In the same way that we instinctively recoil from potentially venomous creatures such as spiders and snakes, our societies tend to create taboos around actions like incest and cannibalism. Acts worth avoiding in the interests of the greater good were eventually codified into cultural laws such as the Ten Commandments. An aphorism like, "Do unto others as you would have them do unto you," which is not biblical, I was surprised to discover, has the power to remind us, if not compel us, how best to behave.
Universal education (perhaps I mean universal moral socialization) within a society is expensive, but it is not as expensive as it may seem.

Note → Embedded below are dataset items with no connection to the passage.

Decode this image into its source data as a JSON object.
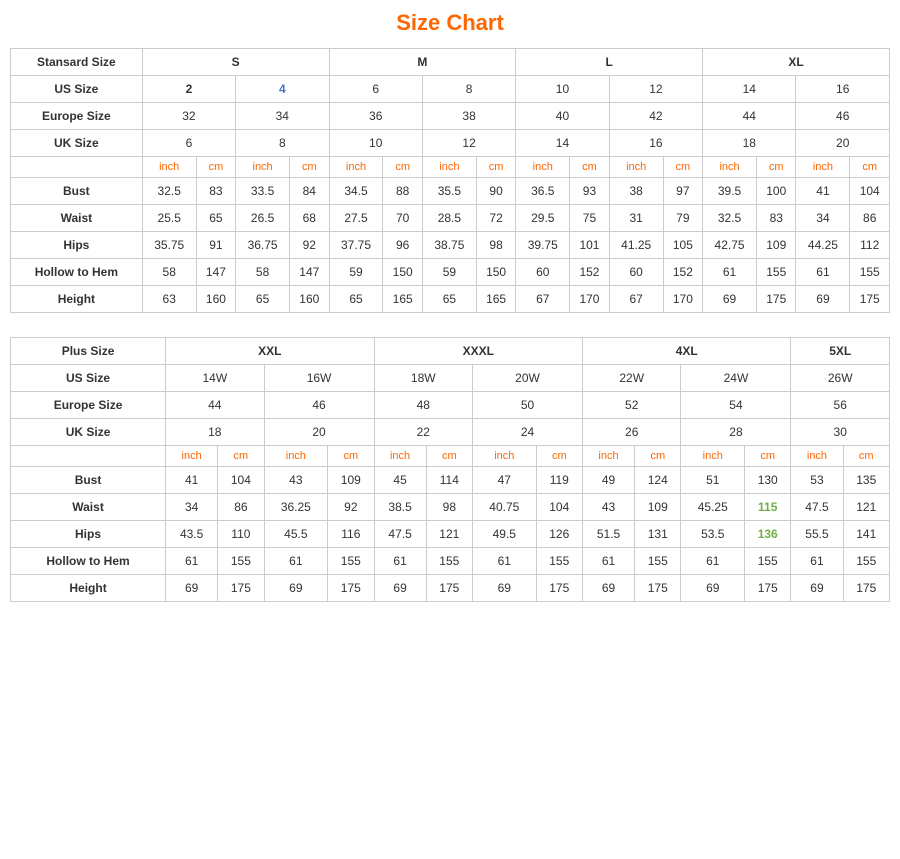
{
  "title": "Size Chart",
  "standard": {
    "table1": {
      "headers": {
        "col1": "Stansard Size",
        "s": "S",
        "m": "M",
        "l": "L",
        "xl": "XL"
      },
      "usSize": {
        "label": "US Size",
        "vals": [
          "2",
          "4",
          "6",
          "8",
          "10",
          "12",
          "14",
          "16"
        ]
      },
      "europeSize": {
        "label": "Europe Size",
        "vals": [
          "32",
          "34",
          "36",
          "38",
          "40",
          "42",
          "44",
          "46"
        ]
      },
      "ukSize": {
        "label": "UK Size",
        "vals": [
          "6",
          "8",
          "10",
          "12",
          "14",
          "16",
          "18",
          "20"
        ]
      },
      "units": [
        "inch",
        "cm",
        "inch",
        "cm",
        "inch",
        "cm",
        "inch",
        "cm",
        "inch",
        "cm",
        "inch",
        "cm",
        "inch",
        "cm",
        "inch",
        "cm"
      ],
      "bust": {
        "label": "Bust",
        "vals": [
          "32.5",
          "83",
          "33.5",
          "84",
          "34.5",
          "88",
          "35.5",
          "90",
          "36.5",
          "93",
          "38",
          "97",
          "39.5",
          "100",
          "41",
          "104"
        ]
      },
      "waist": {
        "label": "Waist",
        "vals": [
          "25.5",
          "65",
          "26.5",
          "68",
          "27.5",
          "70",
          "28.5",
          "72",
          "29.5",
          "75",
          "31",
          "79",
          "32.5",
          "83",
          "34",
          "86"
        ]
      },
      "hips": {
        "label": "Hips",
        "vals": [
          "35.75",
          "91",
          "36.75",
          "92",
          "37.75",
          "96",
          "38.75",
          "98",
          "39.75",
          "101",
          "41.25",
          "105",
          "42.75",
          "109",
          "44.25",
          "112"
        ]
      },
      "hollowToHem": {
        "label": "Hollow to Hem",
        "vals": [
          "58",
          "147",
          "58",
          "147",
          "59",
          "150",
          "59",
          "150",
          "60",
          "152",
          "60",
          "152",
          "61",
          "155",
          "61",
          "155"
        ]
      },
      "height": {
        "label": "Height",
        "vals": [
          "63",
          "160",
          "65",
          "160",
          "65",
          "165",
          "65",
          "165",
          "67",
          "170",
          "67",
          "170",
          "69",
          "175",
          "69",
          "175"
        ]
      }
    }
  },
  "plus": {
    "table2": {
      "headers": {
        "col1": "Plus Size",
        "xxl": "XXL",
        "xxxl": "XXXL",
        "fxl": "4XL",
        "fivexl": "5XL"
      },
      "usSize": {
        "label": "US Size",
        "vals": [
          "14W",
          "16W",
          "18W",
          "20W",
          "22W",
          "24W",
          "26W"
        ]
      },
      "europeSize": {
        "label": "Europe Size",
        "vals": [
          "44",
          "46",
          "48",
          "50",
          "52",
          "54",
          "56"
        ]
      },
      "ukSize": {
        "label": "UK Size",
        "vals": [
          "18",
          "20",
          "22",
          "24",
          "26",
          "28",
          "30"
        ]
      },
      "units": [
        "inch",
        "cm",
        "inch",
        "cm",
        "inch",
        "cm",
        "inch",
        "cm",
        "inch",
        "cm",
        "inch",
        "cm",
        "inch",
        "cm"
      ],
      "bust": {
        "label": "Bust",
        "vals": [
          "41",
          "104",
          "43",
          "109",
          "45",
          "114",
          "47",
          "119",
          "49",
          "124",
          "51",
          "130",
          "53",
          "135"
        ]
      },
      "waist": {
        "label": "Waist",
        "vals": [
          "34",
          "86",
          "36.25",
          "92",
          "38.5",
          "98",
          "40.75",
          "104",
          "43",
          "109",
          "45.25",
          "115",
          "47.5",
          "121"
        ]
      },
      "hips": {
        "label": "Hips",
        "vals": [
          "43.5",
          "110",
          "45.5",
          "116",
          "47.5",
          "121",
          "49.5",
          "126",
          "51.5",
          "131",
          "53.5",
          "136",
          "55.5",
          "141"
        ]
      },
      "hollowToHem": {
        "label": "Hollow to Hem",
        "vals": [
          "61",
          "155",
          "61",
          "155",
          "61",
          "155",
          "61",
          "155",
          "61",
          "155",
          "61",
          "155",
          "61",
          "155"
        ]
      },
      "height": {
        "label": "Height",
        "vals": [
          "69",
          "175",
          "69",
          "175",
          "69",
          "175",
          "69",
          "175",
          "69",
          "175",
          "69",
          "175",
          "69",
          "175"
        ]
      }
    }
  }
}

It is probably our only protection against the creation of a large, barbaric underclass. Unless we envisage a return to God-oriented societies in the West and the physically repressive measures of the past, that is.
Since I wrote this piece the anniversary of the atrocity committed on Utoya has passed. I happened to be in Norway at the time. (I happened to be in the US when the twin towers came down too, but that's another story.) Another atrocity has been committed in Colorado. Both Anders Breivik and James Holmes (assuming the latter is found guilty) are individuals with broken minds. What broke them is immaterial. The fact that they have proved they are dangerous to others and cannot be trusted to move among the rest of us again, coupled with the certainty that we do not know how to fix minds as broken as these, means that they must be either locked up forever or done away with. I will, in future posts, set out my views on both these options.